Chat show veteran Michael Parkinson has been a recurring theme, and it was in his voice that Coogan urged Brydon to “encapsulate in a sentence the genius of Steve Coogan.” “I’ve met a lot of people over the years who didn’t like him,” Brydon riposted.

Yet, through the prankishness and self-indulgent breaks for meals, whose preparation was filmed with MasterChef-style lasciviousness, that ominous opening scene had left a depth-charge of approaching nemesis. It arrived in the trilling of Coogan’s mobile, announcing a death in the family. Suddenly all the larks and boastfulness crashed to a halt as Coogan’s final destination proved not to be Odysseus’s palace on Ithaca, but a dark and solemn Manchester.
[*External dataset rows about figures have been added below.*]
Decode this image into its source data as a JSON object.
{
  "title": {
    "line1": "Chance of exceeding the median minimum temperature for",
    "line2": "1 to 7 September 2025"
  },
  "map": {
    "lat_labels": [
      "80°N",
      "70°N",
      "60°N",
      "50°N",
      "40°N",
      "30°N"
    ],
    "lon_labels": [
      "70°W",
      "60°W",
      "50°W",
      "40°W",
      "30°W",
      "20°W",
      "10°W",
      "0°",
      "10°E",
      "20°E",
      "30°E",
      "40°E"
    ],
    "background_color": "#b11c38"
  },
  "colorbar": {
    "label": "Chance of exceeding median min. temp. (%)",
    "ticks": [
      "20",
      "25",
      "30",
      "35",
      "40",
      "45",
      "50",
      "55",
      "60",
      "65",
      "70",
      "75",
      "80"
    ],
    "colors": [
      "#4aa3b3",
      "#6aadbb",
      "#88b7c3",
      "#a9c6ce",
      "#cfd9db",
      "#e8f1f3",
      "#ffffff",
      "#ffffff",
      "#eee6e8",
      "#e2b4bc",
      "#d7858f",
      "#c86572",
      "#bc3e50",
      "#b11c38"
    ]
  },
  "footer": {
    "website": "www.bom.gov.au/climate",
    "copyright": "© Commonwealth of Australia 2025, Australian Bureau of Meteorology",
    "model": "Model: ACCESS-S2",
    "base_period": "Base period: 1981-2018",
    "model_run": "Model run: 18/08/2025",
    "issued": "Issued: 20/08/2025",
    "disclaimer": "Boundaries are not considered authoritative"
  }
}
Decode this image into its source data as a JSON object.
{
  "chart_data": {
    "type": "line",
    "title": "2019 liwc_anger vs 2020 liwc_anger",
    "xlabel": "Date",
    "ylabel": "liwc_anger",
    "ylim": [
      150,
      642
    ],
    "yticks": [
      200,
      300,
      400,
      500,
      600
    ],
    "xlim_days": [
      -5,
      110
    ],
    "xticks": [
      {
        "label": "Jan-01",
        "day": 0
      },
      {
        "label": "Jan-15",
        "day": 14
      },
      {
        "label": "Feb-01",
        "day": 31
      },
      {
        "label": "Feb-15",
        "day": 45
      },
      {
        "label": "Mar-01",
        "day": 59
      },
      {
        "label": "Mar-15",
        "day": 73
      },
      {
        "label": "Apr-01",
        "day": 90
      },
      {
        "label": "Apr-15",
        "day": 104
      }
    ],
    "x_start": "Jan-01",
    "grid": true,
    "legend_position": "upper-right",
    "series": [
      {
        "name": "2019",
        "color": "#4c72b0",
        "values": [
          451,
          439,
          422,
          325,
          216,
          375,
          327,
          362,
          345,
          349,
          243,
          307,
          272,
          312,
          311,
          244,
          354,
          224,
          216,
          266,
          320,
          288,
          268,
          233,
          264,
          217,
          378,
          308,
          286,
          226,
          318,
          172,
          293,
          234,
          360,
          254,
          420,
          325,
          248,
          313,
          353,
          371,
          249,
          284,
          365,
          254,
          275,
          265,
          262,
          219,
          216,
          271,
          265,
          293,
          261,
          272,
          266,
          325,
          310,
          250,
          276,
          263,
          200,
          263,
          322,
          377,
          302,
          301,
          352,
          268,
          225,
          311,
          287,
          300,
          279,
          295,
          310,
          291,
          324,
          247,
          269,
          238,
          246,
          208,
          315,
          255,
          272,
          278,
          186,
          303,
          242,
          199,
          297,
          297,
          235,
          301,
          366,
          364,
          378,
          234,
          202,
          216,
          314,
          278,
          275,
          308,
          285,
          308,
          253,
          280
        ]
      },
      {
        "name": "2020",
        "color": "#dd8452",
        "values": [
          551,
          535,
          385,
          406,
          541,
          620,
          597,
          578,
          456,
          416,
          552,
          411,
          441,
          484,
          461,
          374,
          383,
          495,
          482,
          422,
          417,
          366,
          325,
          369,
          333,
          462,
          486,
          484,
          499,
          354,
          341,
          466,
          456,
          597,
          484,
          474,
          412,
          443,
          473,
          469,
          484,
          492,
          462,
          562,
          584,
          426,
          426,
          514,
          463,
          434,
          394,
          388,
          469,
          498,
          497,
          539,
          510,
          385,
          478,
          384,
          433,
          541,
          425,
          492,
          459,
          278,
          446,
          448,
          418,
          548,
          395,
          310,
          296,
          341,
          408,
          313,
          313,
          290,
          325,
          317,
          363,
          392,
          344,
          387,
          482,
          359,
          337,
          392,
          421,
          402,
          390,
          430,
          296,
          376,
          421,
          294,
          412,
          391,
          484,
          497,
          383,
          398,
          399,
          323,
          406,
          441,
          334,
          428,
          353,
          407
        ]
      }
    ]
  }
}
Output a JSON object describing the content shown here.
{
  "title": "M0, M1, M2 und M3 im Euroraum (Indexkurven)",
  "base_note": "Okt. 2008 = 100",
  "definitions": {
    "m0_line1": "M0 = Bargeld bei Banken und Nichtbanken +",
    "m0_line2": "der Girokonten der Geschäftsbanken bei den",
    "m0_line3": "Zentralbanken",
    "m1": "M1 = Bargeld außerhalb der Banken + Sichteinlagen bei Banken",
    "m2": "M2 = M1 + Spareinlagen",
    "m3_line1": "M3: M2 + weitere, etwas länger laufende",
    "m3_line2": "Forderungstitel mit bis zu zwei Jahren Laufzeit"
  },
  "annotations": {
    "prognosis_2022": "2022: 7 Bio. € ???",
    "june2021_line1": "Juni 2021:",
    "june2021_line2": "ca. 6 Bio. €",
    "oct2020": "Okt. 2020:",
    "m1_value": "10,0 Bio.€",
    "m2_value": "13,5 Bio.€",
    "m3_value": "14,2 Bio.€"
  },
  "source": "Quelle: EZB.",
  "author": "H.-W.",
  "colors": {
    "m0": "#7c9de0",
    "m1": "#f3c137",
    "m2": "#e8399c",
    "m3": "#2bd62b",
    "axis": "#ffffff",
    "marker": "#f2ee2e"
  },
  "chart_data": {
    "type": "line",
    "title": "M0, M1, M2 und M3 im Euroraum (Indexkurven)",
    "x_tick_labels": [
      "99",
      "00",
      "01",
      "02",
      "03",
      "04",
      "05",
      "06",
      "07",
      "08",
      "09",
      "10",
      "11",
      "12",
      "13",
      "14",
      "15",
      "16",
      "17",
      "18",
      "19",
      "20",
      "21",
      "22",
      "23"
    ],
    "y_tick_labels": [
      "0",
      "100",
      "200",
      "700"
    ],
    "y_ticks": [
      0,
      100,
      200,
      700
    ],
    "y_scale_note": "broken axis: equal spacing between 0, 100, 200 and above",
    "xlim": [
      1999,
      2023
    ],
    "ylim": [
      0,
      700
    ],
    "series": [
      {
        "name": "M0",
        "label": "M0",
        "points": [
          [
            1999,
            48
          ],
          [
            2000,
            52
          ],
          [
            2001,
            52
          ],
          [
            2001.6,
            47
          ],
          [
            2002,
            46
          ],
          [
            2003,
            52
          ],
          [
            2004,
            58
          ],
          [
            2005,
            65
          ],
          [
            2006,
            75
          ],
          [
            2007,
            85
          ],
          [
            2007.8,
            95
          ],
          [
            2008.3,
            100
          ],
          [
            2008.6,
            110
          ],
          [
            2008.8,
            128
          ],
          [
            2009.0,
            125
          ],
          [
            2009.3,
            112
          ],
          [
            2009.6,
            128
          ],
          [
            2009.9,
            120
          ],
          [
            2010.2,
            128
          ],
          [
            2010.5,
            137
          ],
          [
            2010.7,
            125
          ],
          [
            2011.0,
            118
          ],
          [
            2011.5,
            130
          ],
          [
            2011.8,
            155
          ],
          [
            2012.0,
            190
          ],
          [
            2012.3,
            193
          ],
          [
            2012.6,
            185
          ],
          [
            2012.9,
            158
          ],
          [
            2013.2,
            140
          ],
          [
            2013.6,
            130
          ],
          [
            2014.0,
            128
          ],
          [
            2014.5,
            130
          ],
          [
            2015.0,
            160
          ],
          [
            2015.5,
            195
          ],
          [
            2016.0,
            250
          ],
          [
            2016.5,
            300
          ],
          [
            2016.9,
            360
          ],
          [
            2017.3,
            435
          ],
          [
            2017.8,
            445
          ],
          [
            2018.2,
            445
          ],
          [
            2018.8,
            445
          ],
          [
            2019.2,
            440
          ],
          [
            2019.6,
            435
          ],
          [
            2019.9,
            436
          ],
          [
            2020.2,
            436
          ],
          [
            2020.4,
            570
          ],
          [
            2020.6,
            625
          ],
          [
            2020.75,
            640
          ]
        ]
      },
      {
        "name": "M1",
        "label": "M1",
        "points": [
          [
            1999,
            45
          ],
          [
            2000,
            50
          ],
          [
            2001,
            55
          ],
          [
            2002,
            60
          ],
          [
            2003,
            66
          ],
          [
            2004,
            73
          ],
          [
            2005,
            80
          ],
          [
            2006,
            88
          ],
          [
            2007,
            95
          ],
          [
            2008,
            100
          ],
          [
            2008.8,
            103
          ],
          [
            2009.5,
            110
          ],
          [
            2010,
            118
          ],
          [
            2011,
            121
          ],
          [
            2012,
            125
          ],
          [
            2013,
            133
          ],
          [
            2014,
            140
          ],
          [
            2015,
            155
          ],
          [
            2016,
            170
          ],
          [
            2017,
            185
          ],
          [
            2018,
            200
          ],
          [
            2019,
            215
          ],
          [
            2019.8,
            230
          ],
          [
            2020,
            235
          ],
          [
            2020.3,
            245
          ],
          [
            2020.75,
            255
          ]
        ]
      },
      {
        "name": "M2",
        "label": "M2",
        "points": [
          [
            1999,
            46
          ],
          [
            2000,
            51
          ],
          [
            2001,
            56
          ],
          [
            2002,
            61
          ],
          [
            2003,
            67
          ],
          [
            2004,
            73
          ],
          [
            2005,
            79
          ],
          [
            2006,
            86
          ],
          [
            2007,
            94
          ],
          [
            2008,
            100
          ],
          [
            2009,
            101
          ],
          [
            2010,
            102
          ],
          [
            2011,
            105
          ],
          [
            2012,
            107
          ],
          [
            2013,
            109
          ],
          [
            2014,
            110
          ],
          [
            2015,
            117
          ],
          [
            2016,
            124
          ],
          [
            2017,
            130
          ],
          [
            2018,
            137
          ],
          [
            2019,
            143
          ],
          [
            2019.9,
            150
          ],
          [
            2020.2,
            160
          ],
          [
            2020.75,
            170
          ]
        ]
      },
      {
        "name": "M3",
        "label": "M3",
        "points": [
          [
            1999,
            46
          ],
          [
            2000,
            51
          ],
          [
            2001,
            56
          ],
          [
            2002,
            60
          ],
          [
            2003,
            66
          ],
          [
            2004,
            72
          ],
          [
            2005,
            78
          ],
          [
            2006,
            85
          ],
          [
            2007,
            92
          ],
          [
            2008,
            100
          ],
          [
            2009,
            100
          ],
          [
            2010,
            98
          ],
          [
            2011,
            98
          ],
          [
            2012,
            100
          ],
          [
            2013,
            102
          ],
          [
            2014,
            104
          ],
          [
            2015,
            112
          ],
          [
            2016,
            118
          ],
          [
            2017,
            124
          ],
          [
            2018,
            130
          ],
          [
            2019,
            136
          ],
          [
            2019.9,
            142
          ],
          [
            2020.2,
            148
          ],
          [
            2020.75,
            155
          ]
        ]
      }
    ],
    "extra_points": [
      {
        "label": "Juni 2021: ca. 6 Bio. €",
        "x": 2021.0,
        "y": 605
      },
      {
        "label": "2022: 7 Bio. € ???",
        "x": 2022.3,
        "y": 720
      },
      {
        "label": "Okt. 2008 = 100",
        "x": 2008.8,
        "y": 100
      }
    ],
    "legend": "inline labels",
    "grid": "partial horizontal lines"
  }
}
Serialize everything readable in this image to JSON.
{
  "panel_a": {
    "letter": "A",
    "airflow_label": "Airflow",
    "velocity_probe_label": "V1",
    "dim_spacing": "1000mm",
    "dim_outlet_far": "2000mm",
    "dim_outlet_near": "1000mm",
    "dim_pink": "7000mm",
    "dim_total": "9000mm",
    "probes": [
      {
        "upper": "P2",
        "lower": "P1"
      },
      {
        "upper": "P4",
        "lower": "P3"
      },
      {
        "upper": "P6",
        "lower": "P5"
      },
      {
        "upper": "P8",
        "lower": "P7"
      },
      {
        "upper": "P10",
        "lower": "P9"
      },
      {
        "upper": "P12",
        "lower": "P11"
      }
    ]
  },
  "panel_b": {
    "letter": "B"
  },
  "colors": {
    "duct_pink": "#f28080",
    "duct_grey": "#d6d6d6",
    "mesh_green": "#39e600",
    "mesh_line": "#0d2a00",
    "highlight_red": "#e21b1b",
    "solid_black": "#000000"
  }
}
Brydon, meanwhile, stayed on to cavort in Greece’s turquoise waters and reunite with his wife, even if he was unable to speak to her without slipping into impersonations of Sean Connery or Anthony Hopkins. It seems impossible that The Trip’s mix of farce, vanity and profound seriousness should hang together, but once again Winterbottom and his players had pulled a nugget of gold out of the fire.